Perceptual Duplicate Finder: Catch Visually Similar Images
The duplicates URL matching cannot see
Removing duplicate URLs is easy: two identical links, one gets dropped. But the same image often lives at many different URLs — a CDN copy, a resized version, a re-hosted upload, a slightly recompressed variant. To URL-level dedup, those are all unique. To your eyes, they are the same picture. The Perceptual Duplicate Finder in Bulk Image Downloader From URL List catches that second kind: visual duplicates that share pixels, not addresses.
It works by comparing what the images actually look like, so near-identical shots get grouped even when their URLs have nothing in common.
How the scan works
Open the Duplicate Finder tab and choose your scope: a single task or all tasks. Then hit Scan for Duplicates. The finder evaluates more than fifteen signals — perceptual hashes (pHash, dHash), histograms, and texture patterns among them — to decide how similar two images are, and groups the visual matches together. For large lists, it processes up to six hundred URLs per pass.
The multi-signal approach is what makes it robust. A single hash can be fooled by a crop or a recompress; combining perceptual hashes with color histograms and texture analysis gives a much more reliable read on whether two images are really the same.
Sensitivity presets
Before you scan, you set sensitivity, which controls how eager the finder is to call two images a match:
- Strict — only flags very close matches. Fewer groups, high confidence each is a true duplicate.
- Balanced — a sensible middle ground for most lists.
- Aggressive — casts a wider net and catches looser similarities, at the cost of more borderline groupings to review.
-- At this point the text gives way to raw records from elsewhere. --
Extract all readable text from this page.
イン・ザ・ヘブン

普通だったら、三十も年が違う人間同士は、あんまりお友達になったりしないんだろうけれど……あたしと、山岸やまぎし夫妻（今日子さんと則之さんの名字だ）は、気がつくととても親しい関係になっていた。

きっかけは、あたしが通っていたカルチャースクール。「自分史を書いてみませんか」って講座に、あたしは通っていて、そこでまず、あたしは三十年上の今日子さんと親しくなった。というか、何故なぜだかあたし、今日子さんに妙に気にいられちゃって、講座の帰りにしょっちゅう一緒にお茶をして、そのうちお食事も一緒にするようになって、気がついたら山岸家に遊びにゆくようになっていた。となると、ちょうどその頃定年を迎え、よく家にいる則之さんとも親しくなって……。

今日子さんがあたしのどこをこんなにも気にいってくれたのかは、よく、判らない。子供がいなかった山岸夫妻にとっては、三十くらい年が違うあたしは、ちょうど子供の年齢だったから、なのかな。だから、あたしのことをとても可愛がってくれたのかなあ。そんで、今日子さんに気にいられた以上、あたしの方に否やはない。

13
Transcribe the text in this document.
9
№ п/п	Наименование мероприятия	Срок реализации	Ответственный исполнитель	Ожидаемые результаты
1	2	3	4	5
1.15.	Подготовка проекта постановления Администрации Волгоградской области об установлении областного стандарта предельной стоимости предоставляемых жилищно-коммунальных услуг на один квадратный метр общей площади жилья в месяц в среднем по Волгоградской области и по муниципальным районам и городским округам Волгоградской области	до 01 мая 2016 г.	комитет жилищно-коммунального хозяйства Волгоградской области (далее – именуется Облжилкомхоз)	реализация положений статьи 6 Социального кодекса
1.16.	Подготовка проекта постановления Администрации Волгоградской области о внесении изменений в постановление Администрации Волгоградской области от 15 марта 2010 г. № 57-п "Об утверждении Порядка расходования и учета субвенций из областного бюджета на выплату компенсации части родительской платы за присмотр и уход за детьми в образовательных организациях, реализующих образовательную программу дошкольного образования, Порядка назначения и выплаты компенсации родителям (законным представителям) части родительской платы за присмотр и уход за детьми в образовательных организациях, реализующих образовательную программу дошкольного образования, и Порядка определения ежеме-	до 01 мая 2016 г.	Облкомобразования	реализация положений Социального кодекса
Which one you want depends on the job. Cleaning a product catalog where false matches would be costly? Lean strict. Hunting down every near-copy in a messy scrape? Aggressive will surface more.
Reading the results
The scan produces grouped results, where each group holds images the finder judged visually similar. You can sort groups by size or confidence and collapse or expand them — all at once, or one group at a time — so a long report stays manageable. Seeing the similar images lined up side by side makes it obvious at a glance which group members are genuine duplicates and which slipped in.
Use it alongside URL dedup
The cleanest mental model is two complementary passes. The side panel’s deduplication handles matching URLs. The Perceptual Duplicate Finder handles matching pixels. Run URL dedup to clear the obvious exact-link repeats, then run the perceptual scan to catch the same images hiding behind different addresses. Together they get your list down to genuinely distinct images before you commit to a download — deciding what to do with each group, from keep rules to bulk removal, is the next step the finder is built to handle.